This was also the understanding I had reached with the DMC franchise until very recently. Admittedly, I didn’t have a lot of experience with DMC, so the removal of it from my proverbial gaming “dance card” was not felt too keenly. I had completely missed the first DMC back in 2001, and only briefly played DMC2 (and didn’t really like it enough to buy my own copy). So it was DMC3 that would be my first (and last) foray into the franchise.
I know I must have mentioned this before, it stands out as such a jarringly memorable experience. Never before I had encountered a game that not only gave me so much ridiculous trouble, but actually unlocked a previously unavailable easier difficulty just for completely sucking.

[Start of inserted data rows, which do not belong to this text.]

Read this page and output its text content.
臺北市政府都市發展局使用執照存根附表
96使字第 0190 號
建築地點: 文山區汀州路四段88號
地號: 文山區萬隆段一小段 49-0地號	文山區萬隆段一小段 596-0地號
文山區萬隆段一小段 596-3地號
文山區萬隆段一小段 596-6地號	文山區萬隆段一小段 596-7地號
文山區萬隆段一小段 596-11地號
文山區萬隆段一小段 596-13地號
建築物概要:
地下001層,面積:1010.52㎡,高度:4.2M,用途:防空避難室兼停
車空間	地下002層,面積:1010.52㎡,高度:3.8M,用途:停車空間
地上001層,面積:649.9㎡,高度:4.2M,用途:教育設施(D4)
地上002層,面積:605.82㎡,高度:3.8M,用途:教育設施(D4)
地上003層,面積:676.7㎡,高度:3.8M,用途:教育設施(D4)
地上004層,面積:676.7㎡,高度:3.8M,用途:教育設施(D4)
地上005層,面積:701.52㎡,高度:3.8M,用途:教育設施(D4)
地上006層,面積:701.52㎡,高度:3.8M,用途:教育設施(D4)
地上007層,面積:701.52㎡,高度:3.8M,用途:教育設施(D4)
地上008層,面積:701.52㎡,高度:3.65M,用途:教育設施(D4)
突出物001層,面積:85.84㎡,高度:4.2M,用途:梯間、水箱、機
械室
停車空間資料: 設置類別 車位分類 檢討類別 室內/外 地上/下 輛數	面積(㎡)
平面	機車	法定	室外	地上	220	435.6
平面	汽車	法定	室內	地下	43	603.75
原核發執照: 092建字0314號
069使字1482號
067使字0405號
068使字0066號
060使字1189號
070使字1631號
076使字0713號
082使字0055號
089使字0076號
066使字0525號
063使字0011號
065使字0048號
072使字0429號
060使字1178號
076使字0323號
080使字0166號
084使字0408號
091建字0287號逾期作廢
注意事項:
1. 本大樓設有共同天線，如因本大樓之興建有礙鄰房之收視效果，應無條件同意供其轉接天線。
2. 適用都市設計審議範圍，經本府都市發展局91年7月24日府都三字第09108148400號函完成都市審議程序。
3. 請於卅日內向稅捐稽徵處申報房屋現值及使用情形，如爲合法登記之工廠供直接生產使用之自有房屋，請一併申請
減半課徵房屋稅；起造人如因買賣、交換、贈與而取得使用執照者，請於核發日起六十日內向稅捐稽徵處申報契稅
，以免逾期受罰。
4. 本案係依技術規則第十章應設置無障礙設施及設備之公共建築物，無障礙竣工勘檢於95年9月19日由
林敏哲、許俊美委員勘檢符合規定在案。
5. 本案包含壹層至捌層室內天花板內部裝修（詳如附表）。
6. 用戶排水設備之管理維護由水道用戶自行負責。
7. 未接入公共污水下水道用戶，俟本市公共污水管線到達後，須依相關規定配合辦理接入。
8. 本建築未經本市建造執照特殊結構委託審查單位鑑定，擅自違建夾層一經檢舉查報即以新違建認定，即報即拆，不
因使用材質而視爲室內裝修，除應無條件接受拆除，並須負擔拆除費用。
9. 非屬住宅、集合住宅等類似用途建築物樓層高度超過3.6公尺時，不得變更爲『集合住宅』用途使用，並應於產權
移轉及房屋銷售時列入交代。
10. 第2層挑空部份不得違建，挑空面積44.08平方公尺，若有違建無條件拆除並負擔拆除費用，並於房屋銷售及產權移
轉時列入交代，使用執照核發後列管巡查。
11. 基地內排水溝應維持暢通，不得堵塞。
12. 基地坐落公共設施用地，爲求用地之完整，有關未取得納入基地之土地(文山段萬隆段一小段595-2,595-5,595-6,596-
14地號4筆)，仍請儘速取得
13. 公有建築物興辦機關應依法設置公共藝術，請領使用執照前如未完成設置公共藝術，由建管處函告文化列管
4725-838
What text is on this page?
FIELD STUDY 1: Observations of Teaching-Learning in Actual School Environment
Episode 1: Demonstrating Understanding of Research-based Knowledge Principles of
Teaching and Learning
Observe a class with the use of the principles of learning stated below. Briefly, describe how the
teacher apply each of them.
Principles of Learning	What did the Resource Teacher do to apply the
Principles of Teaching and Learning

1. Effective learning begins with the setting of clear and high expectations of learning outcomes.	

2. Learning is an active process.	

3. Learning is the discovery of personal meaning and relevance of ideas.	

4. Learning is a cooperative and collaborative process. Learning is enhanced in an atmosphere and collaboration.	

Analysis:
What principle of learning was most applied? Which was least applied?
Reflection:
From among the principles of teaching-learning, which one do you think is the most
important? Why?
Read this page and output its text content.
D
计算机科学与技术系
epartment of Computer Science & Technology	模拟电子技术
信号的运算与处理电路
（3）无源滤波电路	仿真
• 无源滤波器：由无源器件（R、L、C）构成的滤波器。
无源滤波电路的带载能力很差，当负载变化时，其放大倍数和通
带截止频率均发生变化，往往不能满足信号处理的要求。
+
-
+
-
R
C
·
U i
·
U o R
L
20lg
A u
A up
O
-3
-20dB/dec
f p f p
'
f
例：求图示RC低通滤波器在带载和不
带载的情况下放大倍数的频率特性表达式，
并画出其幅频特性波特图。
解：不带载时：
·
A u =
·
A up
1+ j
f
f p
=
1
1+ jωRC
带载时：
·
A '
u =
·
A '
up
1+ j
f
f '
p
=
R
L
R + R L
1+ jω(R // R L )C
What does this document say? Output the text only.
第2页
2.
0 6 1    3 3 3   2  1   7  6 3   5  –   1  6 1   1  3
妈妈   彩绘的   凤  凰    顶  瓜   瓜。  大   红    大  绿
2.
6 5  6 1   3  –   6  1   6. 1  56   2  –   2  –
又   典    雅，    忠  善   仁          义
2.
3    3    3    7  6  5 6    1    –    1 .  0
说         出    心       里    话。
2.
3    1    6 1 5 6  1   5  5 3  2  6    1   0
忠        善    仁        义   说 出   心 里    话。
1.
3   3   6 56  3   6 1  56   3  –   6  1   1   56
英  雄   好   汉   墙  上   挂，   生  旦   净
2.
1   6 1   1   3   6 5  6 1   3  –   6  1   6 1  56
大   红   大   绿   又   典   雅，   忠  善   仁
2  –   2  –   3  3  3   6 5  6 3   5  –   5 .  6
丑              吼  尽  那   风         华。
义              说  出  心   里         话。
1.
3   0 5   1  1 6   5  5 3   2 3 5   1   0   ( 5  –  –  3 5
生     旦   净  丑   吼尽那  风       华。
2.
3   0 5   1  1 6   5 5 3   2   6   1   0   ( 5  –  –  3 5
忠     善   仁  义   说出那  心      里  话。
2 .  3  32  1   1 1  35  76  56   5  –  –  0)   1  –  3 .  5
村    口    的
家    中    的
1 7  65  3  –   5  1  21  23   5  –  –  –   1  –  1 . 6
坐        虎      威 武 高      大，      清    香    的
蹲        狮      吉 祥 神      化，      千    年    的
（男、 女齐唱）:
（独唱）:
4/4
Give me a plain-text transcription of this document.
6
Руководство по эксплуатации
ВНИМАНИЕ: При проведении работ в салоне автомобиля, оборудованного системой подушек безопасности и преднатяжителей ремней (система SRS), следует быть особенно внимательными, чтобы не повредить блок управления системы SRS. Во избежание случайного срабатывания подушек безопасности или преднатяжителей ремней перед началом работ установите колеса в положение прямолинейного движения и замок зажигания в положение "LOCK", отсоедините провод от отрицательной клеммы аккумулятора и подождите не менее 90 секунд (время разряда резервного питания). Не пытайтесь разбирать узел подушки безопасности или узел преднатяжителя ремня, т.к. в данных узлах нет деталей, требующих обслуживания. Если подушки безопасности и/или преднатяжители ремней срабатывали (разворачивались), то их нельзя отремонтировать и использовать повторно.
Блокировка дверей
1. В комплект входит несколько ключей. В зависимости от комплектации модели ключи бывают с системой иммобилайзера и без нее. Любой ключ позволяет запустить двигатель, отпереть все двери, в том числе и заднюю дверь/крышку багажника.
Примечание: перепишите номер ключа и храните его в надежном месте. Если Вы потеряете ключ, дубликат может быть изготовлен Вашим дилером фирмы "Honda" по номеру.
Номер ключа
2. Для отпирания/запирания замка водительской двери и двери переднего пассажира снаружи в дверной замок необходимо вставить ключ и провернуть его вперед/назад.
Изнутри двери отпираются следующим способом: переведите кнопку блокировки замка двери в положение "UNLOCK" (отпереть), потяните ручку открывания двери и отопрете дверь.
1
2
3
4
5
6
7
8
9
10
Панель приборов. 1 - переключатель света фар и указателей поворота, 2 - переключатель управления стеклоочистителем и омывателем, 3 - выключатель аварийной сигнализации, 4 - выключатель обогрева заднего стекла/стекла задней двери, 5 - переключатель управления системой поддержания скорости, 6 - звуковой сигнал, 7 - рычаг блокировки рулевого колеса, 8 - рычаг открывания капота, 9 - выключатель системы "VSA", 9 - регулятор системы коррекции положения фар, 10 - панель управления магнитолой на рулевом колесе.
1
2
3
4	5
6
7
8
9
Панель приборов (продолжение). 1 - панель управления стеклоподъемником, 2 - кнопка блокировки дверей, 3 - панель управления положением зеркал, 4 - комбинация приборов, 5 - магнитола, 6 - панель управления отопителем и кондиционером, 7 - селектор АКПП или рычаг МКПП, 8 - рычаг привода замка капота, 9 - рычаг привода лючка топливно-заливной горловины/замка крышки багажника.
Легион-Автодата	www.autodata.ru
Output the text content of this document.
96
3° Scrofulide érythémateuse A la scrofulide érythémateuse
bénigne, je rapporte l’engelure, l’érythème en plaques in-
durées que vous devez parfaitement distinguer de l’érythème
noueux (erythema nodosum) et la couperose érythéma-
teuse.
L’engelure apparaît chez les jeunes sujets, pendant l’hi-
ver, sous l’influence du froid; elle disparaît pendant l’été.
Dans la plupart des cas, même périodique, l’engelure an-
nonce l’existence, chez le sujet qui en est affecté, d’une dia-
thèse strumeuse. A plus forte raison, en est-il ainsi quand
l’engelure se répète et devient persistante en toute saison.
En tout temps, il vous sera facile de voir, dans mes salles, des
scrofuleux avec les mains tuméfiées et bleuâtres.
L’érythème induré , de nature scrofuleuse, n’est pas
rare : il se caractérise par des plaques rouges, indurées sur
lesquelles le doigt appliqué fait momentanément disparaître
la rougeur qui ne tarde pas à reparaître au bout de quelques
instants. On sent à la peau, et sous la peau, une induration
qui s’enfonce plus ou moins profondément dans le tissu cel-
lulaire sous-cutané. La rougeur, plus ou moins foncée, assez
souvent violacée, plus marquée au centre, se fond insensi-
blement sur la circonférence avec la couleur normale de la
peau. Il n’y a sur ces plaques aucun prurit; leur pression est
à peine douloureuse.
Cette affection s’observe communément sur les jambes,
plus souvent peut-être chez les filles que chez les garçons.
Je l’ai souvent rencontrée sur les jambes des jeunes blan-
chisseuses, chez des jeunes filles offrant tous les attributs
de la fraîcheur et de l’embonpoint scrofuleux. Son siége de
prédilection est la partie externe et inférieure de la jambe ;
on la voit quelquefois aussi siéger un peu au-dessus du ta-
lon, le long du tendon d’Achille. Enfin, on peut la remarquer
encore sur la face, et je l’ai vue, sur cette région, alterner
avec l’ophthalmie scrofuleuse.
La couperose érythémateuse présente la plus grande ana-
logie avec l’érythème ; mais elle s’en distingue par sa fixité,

That’s the kind of thing that sticks with you.
I can’t even fathom any rational reason why I couldn’t get the hang of DMC3. I’ve played and had no trouble with similar hack and slash titles, like God of War. Yet something about DMC3 was just beyond me. I’ve sometimes considered digging through my old games, to see if I still have it. To pop it in and give it another go. Maybe I was just having an off week when I tried it out. Maybe time and memory have exxagerated the asswhooping the game gave me. Then I decide I’m more concerned with the emotional trauma involved with firing it up again and finding that I still can’t beat it.
It’s now a moot point. DMC is being rebooted, and while I didn’t pay much attention to the “Wah, Dante has dark hair now!” uproar from a couple years back when it was announced, the demo has just recently dropped, and I decided to have a look.
What I found was a game I like. I clearly can’t discuss its merits as they compare to the previous games in the franchise, but what I can say is that the demo showed me a pretty fun hack and slash game.
Generally with a hack and slash action game of this nature, you pretty much know what you’re going to get. Moving from area to area, with arenas of enemies, a bunch of combos, a bunch of juggles, all punctuated by the occasional big boss fight. Perhaps some platforming inbetween.
So in my experience, this sort of game mostly lives and dies with the combat. You’re going to be doing a lot of hacking and a lot of slashing, so if there isn’t a lot of variety, you’re going to start to feel it pretty quickly.
DMC seems to deliver in this department. Not only do you have attacks, launches and grabs, but you have not one but two modifiers (angel and demon modes) that change your sword into a swift and lengthy scythe or a slow but beastly axe. You can pull enemies to you, or pull yourself to enemies.
Oh yeah, and you have some guns too.
So overally, once you begin to learn the huge variety of movies and how to chain them together, you can get some really entertaining and flashy combos.
The demo didn’t do much in the way of making me give a shit about whatever story they’re telling, but I will say that the combat was fun enough to make me start thinking about a preorder.